There is currently an industrial wind turbine project proposed for Packer Township and Nesquehoning Borough which will be located on the top of the Broad Mountain. The project, 21 turbines, most up to 656 feet tall (possibly the largest turbines in the U.S. to date), has been presented by Liberty Power, Ontario, Canada, as a potential advantage for the residents and environment. As concerned residents of Packer Township, we feel that it will have a huge negative impact on our lives, property and environment.
We think of Packer Township as a hidden gem in Carbon County. Driving on Quakake Road (Route 4010) going west from Weatherly, you’ll see beautiful countryside bordered by Spring Mountain to the north and Broad Mountain to the south. A quiet valley of farmlands and well-kept homes, there are fewer than a thousand residents living in fewer than 400 homes scattered among the farm fields and forests.
Packer Township doesn’t have any motels, restaurants, gas stations or box stores. That’s why we moved here or chose to stay here to raise a family. It’s safe for our children to play outside; we know our neighbors.
We’re a close-knit community who care about family and where we live.
We researched industrial wind development and found many concerns. We learned that Broad Mountain Wind Project is promising economic benefits and jobs, but in turn, the most prominent landmark in our township, Broad Mountain, will become an industrial power plant, possibly leading to the detriment of the health and welfare of our community.
One big concern is property value impacts. Common sense would tell anyone that an industrial wind power plant with turbines up to 656 feet tall will have an impact on our property values.
Pick up any home sales flier and you’ll see that “the beautiful view” is a major selling point for a property. Even though national studies conclude that wind projects do not negatively impact property values, we know that homeowners across the U.S. have sold their homes for a loss if they lived adjacent to a wind turbine project.
Some people even abandon their homes. National statistical studies often skew data, but many Realtors do find that property values decrease when an industrial wind project is built nearby.
Wind turbines can also be noisy. Since Pennsylvania has variable and intermittent winds, the turbines don’t spin all the time, but when they do, the sound is carried downwind. This noise is different from wind rustling the tree leaves. Some people describe wind turbine noise as “jet engines circling overhead,” or “washing machines in the sky.”
It can be especially disruptive at night, when the air close to the ground might be still, but it’s windy at the blade height. The blades create a loud thumping noise each time they pass the tower. Many researchers show that the noise from wind turbines disrupts sleep. Loss of sleep leads to stress, and stress can cause many health problems.

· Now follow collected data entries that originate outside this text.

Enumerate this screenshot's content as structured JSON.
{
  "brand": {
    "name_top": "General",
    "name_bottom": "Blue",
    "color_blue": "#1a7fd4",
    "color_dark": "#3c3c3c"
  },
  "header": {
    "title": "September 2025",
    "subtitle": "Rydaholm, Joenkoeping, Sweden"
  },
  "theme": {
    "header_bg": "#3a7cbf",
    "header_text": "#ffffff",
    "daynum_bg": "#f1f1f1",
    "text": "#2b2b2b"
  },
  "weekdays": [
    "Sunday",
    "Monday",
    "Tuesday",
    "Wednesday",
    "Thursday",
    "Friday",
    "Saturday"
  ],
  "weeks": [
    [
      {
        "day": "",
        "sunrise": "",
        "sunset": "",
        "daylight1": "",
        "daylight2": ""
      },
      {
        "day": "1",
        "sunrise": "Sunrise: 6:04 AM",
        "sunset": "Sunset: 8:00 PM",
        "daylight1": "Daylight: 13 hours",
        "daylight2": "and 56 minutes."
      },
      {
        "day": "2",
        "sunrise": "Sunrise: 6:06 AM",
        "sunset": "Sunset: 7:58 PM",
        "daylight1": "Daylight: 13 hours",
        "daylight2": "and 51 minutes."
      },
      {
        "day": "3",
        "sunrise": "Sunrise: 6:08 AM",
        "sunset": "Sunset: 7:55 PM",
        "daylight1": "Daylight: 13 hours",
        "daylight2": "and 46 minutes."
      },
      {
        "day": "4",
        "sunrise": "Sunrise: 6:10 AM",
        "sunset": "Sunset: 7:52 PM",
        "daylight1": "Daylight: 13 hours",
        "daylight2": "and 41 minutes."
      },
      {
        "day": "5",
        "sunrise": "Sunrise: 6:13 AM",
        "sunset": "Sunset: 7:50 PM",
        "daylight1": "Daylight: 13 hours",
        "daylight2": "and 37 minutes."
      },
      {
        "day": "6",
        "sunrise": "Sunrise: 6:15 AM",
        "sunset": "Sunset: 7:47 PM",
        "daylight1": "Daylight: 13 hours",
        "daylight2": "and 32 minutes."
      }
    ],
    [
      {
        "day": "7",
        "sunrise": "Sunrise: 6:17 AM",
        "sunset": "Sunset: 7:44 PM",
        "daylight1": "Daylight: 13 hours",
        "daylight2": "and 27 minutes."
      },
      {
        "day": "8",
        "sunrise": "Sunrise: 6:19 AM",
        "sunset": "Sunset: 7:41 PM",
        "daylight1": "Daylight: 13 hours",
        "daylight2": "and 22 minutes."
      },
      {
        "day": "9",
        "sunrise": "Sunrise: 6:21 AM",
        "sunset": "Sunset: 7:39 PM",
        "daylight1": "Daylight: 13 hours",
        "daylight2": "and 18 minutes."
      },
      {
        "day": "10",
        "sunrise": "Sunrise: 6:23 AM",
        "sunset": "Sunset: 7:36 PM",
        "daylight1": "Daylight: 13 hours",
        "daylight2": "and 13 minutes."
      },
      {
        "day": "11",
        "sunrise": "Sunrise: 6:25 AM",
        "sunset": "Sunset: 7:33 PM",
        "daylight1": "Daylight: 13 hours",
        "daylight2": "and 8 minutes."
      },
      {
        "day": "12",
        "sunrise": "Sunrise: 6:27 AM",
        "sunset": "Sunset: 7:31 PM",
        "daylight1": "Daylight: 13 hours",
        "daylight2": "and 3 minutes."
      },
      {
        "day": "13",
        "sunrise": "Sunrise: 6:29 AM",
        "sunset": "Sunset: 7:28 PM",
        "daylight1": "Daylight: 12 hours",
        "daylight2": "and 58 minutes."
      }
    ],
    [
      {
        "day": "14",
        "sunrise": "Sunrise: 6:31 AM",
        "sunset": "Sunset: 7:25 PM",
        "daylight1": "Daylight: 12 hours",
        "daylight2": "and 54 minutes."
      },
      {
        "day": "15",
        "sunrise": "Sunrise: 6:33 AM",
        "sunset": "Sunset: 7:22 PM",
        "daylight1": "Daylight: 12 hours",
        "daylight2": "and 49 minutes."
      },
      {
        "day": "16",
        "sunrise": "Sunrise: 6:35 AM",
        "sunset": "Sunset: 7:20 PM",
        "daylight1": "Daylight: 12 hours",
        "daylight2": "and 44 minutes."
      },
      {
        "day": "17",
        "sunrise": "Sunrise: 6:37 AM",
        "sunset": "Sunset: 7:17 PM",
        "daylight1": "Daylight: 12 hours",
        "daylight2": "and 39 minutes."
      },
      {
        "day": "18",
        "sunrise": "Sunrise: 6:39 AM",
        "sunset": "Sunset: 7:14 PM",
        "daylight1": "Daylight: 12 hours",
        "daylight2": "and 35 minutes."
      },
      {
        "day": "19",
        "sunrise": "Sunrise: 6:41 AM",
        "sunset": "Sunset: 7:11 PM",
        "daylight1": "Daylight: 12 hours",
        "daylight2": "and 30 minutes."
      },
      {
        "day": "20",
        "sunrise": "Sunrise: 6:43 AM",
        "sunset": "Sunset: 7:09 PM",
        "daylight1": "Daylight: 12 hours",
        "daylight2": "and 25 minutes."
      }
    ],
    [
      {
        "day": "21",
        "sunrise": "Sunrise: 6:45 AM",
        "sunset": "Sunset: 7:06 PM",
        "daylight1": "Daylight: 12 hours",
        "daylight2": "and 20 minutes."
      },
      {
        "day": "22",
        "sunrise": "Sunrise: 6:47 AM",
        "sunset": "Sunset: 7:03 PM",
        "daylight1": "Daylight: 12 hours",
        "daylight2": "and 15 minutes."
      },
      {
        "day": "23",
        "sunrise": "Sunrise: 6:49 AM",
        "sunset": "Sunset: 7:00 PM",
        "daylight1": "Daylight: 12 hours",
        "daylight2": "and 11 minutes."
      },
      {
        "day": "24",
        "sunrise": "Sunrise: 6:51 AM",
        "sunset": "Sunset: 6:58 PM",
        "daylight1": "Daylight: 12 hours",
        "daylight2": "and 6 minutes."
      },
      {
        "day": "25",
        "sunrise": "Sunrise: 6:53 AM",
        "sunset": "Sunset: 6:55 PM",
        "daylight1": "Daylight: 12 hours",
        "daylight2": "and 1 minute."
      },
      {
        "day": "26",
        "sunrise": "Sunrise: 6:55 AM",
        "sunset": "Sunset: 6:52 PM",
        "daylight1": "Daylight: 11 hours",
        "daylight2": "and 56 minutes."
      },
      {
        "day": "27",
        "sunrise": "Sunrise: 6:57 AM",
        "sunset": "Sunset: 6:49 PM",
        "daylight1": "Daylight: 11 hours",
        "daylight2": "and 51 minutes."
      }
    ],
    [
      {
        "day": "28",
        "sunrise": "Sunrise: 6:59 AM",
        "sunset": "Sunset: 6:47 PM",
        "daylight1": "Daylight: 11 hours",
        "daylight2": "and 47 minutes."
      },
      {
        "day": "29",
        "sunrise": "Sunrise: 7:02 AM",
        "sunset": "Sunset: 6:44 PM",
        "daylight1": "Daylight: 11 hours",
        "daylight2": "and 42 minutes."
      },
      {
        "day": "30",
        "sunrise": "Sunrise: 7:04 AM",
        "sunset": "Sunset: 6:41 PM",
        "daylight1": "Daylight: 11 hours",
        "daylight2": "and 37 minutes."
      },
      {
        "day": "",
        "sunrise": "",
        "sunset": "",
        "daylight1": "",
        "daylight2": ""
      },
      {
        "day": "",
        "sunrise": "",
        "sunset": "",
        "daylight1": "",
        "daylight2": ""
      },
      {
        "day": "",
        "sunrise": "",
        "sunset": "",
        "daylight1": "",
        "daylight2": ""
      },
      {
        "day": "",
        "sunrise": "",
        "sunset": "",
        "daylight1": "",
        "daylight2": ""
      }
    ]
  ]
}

A different type of noise produced by industrial wind turbines is called infrasound. Infrasound can’t be heard, but some people can feel it. Not everyone reacts to infrasound, but people who are sensitive to it will get headaches and become dizzy and nauseated. Research from all over the world shows that infrasound can have such a severe health impact that some people have abandoned their homes and moved away to regain their health.
Another concern is impacts to the streams, wildlife, forests and wetlands on Broad Mountain. We know that a state-endangered bat, the northern long-eared bat, lives on Broad Mountain.
Over 290 acres of forest will be disturbed, and forest fragmentation caused by 6.5 miles of new roads and clearings for turbines will increase the number of invasive species that degrade our forests.
Water runoff could pollute the streams, including eight watersheds on Broad Mountain, five of which are classified as exceptional value watersheds which have the highest value of water quality recognized by the state.
These are just a few of our concerns.